Students from Indian schools in the Emirates pored over encyclopaedias and the internet to prepare for yesterday's competition on the theme of Gandhi and international non-violence, organised by the Indian Embassy in Abu Dhabi.
Eighteen Indian curriculum schools from the capital, Dubai, Sharjah and Al Ain took part.
"It was great fun searching for information. We got to know things like he never won the Nobel Prize, although he was nominated five times," said an animated Irene Joji, 13, a member of the winning team from the Abu Dhabi Indian School.
"Also, he was shy and timid when growing up. To think that he later turned out to be so strong and started a revolution is amazing."
Irene's teammate Sreeradh Radhakrishnan, 14, said: "He was not the best in studies and that was interesting to find out."
Gandhiji, as he is respectfully called in India, was nominated in 1937, 1938, 1939, 1947 and - days before his death at the age of 78 - in 1948 for the Nobel Prize. Later members of the Nobel Committee have publicly regretted the omission.

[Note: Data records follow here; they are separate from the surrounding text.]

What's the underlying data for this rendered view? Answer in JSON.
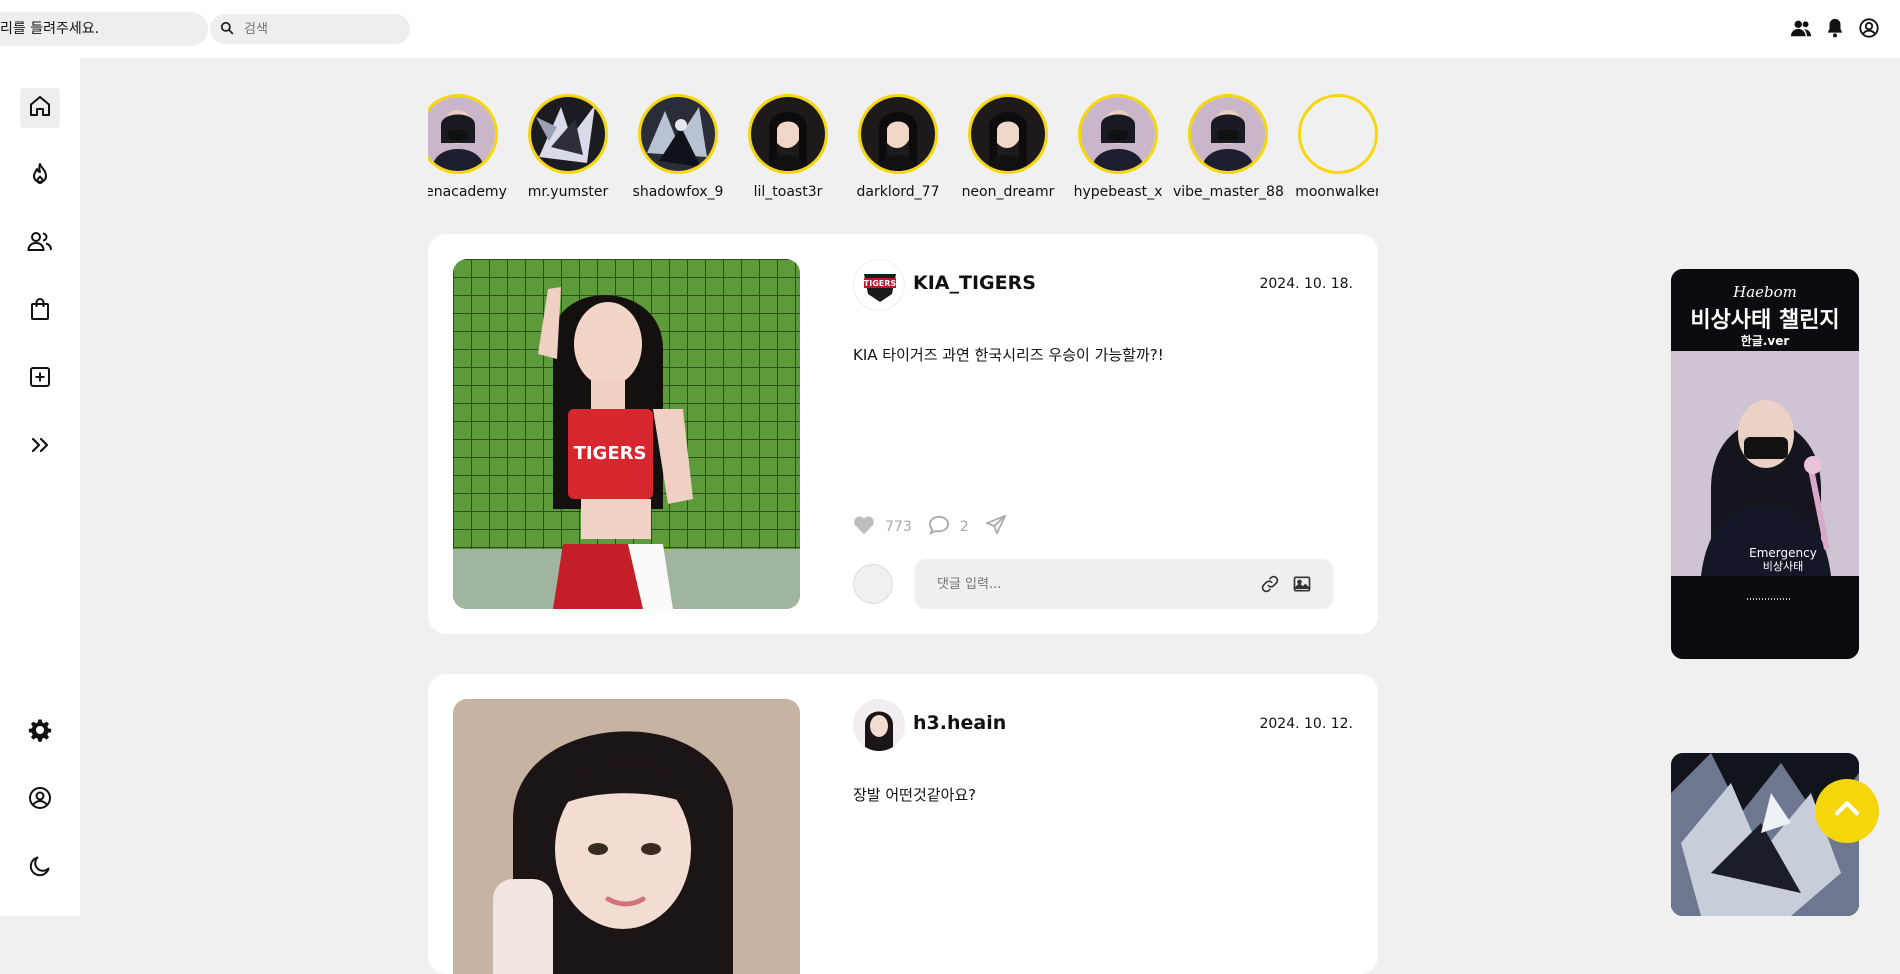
{
  "header": {
    "marquee_text": "리를 들려주세요.",
    "search_placeholder": "검색",
    "icons": [
      "people-icon",
      "bell-icon",
      "user-circle-icon"
    ]
  },
  "sidebar": {
    "top_items": [
      "home-icon",
      "fire-icon",
      "users-icon",
      "shopping-bag-icon",
      "plus-square-icon",
      "chevrons-right-icon"
    ],
    "bottom_items": [
      "gear-icon",
      "user-circle-icon",
      "moon-icon"
    ]
  },
  "stories": [
    {
      "name": "ezenacademy"
    },
    {
      "name": "mr.yumster"
    },
    {
      "name": "shadowfox_9"
    },
    {
      "name": "lil_toast3r"
    },
    {
      "name": "darklord_77"
    },
    {
      "name": "neon_dreamr"
    },
    {
      "name": "hypebeast_x"
    },
    {
      "name": "vibe_master_88"
    },
    {
      "name": "moonwalker"
    }
  ],
  "posts": [
    {
      "username": "KIA_TIGERS",
      "date": "2024. 10. 18.",
      "text": "KIA 타이거즈 과연 한국시리즈 우승이 가능할까?!",
      "likes": "773",
      "comments": "2",
      "comment_placeholder": "댓글 입력...",
      "image_jersey_text": "TIGERS",
      "logo_text": "TIGERS"
    },
    {
      "username": "h3.heain",
      "date": "2024. 10. 12.",
      "text": "장발 어떤것같아요?"
    }
  ],
  "ads": [
    {
      "brand": "Haebom",
      "title": "비상사태 챌린지",
      "subtitle": "한글.ver",
      "overlay_en": "Emergency",
      "overlay_ko": "비상사태"
    }
  ],
  "colors": {
    "accent": "#f5d60b",
    "background": "#f0f0f0",
    "surface": "#ffffff"
  }
}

October 2 is a national holiday in India called Gandhi Jayanti, or Gandhi's birthday.
The UN General Assembly in 2007 decided to observe the occasion as the International Day of Non-Violence each year.
Gandhi's brand of non-violence, or satyagraha, inspired civil rights leaders around the world.
Known as Mahatma Gandhi to the world, Mohandas K Gandhi is hailed as Bapu, or the Father of the Nation, in India for leading a civil disobedience movement that helped to end 200 years of British colonial rule.
At the Indian Embassy auditorium in Abu Dhabi yesterday, pupils huddled over sheets of questions in the written round of the quiz.
A garlanded, black-and-white portrait of a smiling Gandhi looked over the serious students as they furiously scribbled their answers.
The schools brought squads of supporters who cheered on their teams and eagerly answered questions thrown open to the audience.
For runners-up Mohammed Thoufiq, 14, and his sister Fathima Rehuma, 13, quizzing is in the family.
"Quizzing is an art. You get to learn so much," said Mohammed, of Sherwood Academy, Abu Dhabi.
He and Fathima said their parents also took part in quizzes.
The contest covered other world leaders including Nelson Mandela, Martin Luther King Jr and Aung San Suu Kyi, the leader of the opposition in Myanmar.
"When students prepare for a quiz, they learn through different sources," said Birinder Kaur Batra, the quizmaster and a former school teacher. "It helps them get a better grasp in an interesting manner.
"Our aim was to show struggles not just in India, but civil disobedience movements in the Philippines, Georgia, the fall of the Berlin Wall, so they understand the relevance of non-violence."
The quiz did throw up questions about Gandhi's philosophy of turning the other cheek and not striking back. Most students agreed with his principles, but said these would be difficult to follow.
Akhila Roy, 13, a finalist from the Indian Islahi Islamic School, said: "If somebody slaps me, I would look to see where I could hit him back.
"Of course, I would try to not hit back but that doesn't always work. There is so much violence in today's world, so Gandhiji's principles of truth and fasting will work, but not always and not everywhere."
The students also made comparisons made between Gandhi and the Indian activist Anna Hazare.
A 12-day hunger strike that ended in August made Mr Hazare a hero to many in India and forced the government to consider changes to anti-corruption legislation.
"Days like this make you think of Gandhi's fight then and Anna Hazare in the present day," Irene said.
"The British didn't know what to do with Gandhi, and the [Indian] government was helpless when the whole nation supported Anna."